When it comes to public safety, Healey is all talk and no action. So it should come as no surprise that she is indifferent to any larger issues of justice. As for common decency, that’s something that Healey, who is behind in the polls, is willing to shelve if she can make political hay with indecent attacks.

Healey’s indecencies, however, do not excuse the sorry performance of Deval Patrick. The Republican-friendly Boston Herald reported on Patrick’s ties to the LaGuer camp in August, so the candidate should have been better prepared and expected such an attack. If there is one thing about the Republicans, it is that they are predictable — and often predictably vile. In this case, they proved true to form. Those in the Patrick campaign responsible for bungling it appear to have been supplanted by more savvy and experienced operators.

But that doesn’t excuse Patrick for trying to “get ahead’ of the story by saying he wouldn’t consider pardoning LaGuer if elected. We’re not suggesting that LaGuer should be pardoned. But we are saying that the LaGuer case is still an open issue and, as such, is still very much in play. A potential governor may serve himself, but not justice, by committing himself to a political expedient that could be reasonably at odds with an important judicial finding.

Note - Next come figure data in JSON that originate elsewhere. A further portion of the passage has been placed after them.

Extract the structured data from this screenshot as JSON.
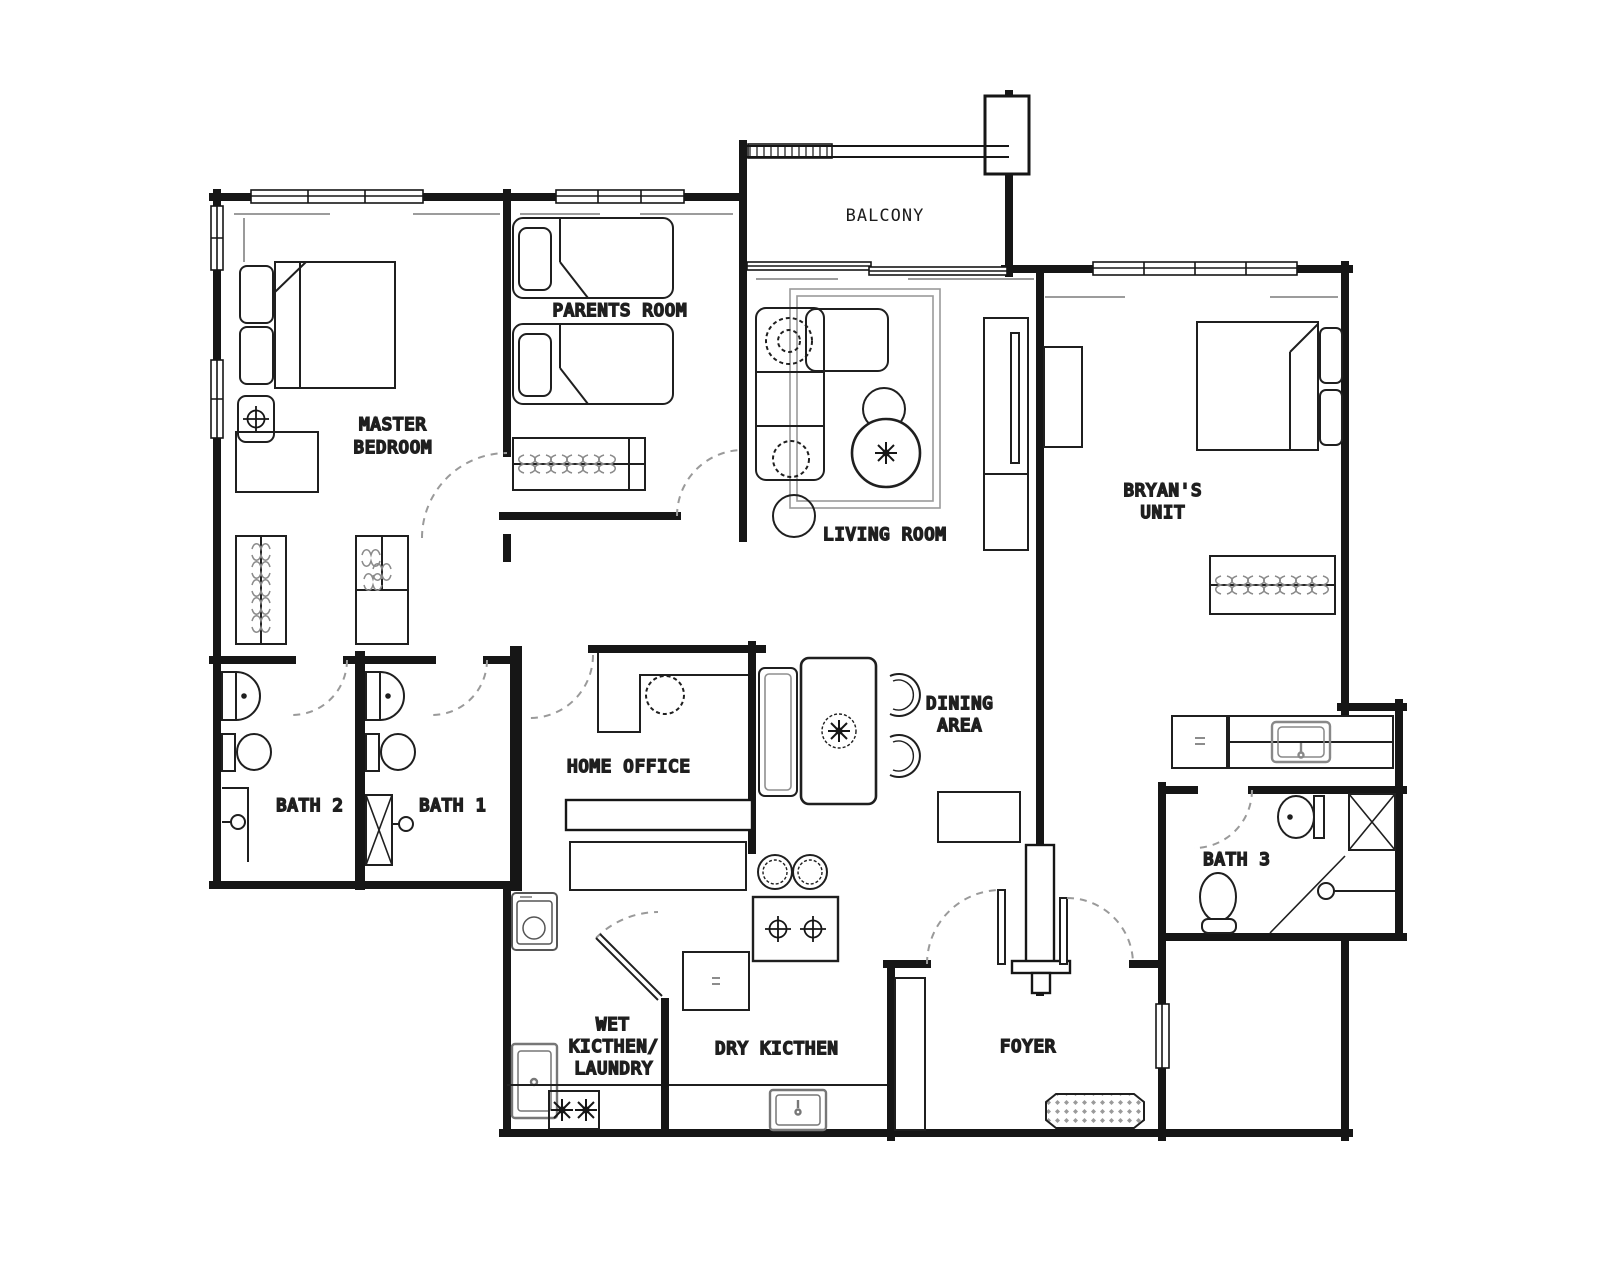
{
  "plan": {
    "type": "apartment-floor-plan",
    "background": "#ffffff",
    "wall_color": "#161616",
    "soft_line_color": "#8f8f8f",
    "door_swing_color": "#9a9a9a"
  },
  "rooms": {
    "balcony": {
      "label": "BALCONY"
    },
    "parents_room": {
      "label": "PARENTS ROOM"
    },
    "master_bedroom": {
      "line1": "MASTER",
      "line2": "BEDROOM"
    },
    "living_room": {
      "label": "LIVING ROOM"
    },
    "bryans_unit": {
      "line1": "BRYAN'S",
      "line2": "UNIT"
    },
    "dining_area": {
      "line1": "DINING",
      "line2": "AREA"
    },
    "home_office": {
      "label": "HOME OFFICE"
    },
    "bath_1": {
      "label": "BATH 1"
    },
    "bath_2": {
      "label": "BATH 2"
    },
    "bath_3": {
      "label": "BATH 3"
    },
    "wet_kitchen": {
      "line1": "WET",
      "line2": "KICTHEN/",
      "line3": "LAUNDRY"
    },
    "dry_kitchen": {
      "label": "DRY KICTHEN"
    },
    "foyer": {
      "label": "FOYER"
    }
  },
  "furniture": {
    "master_bedroom": [
      "double-bed",
      "pillows",
      "nightstand-lamp",
      "dresser",
      "wardrobe",
      "wardrobe"
    ],
    "parents_room": [
      "single-bed",
      "single-bed",
      "wardrobe"
    ],
    "living_room": [
      "l-sofa",
      "plants",
      "side-table",
      "stool",
      "round-coffee-table",
      "tv-console",
      "rug",
      "cabinet"
    ],
    "bryans_unit": [
      "double-bed",
      "tv-console",
      "wardrobe",
      "fridge",
      "kitchenette-counter",
      "sink"
    ],
    "dining_area": [
      "dining-table",
      "bench",
      "chair",
      "chair",
      "bar-stool",
      "bar-stool",
      "island-hob",
      "cabinet"
    ],
    "home_office": [
      "desk",
      "office-chair"
    ],
    "bath_1": [
      "vanity-sink",
      "toilet",
      "shower",
      "duct"
    ],
    "bath_2": [
      "vanity-sink",
      "toilet",
      "shower"
    ],
    "bath_3": [
      "vanity-sink",
      "toilet",
      "shower",
      "duct"
    ],
    "wet_kitchen": [
      "washing-machine",
      "sink",
      "hob",
      "counter"
    ],
    "dry_kitchen": [
      "fridge",
      "sink",
      "counter"
    ],
    "foyer": [
      "shoe-cabinet",
      "doormat",
      "double-entry-door"
    ]
  }
}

Before the SJC is the issue of whether the prosecution withheld fingerprint evidence that might have either cleared LaGuer or supported his defense’s theory that the crime may have been committed by another resident in the victim’s building.

There is already plausible evidence that one juror who voted to convict LaGuer was prejudiced against “the goddamned spic.” And the defense team’s contention that the police or the now-disgraced state criminal laboratory either intentionally manipulated or unintentionally botched the handling of the DNA sample that reiterated LaGuer’s conviction also has potential merit.

The question of whether or not LaGuer received a fair trial is a very real one. And that means that the question of whether he committed the crime is still open to doubt. What is not open to doubt is that Patrick failed to meet the high standards of public conduct he appears to be setting for himself. But if Patrick’s failing is a disappointment, Healey’s conduct is a disgrace.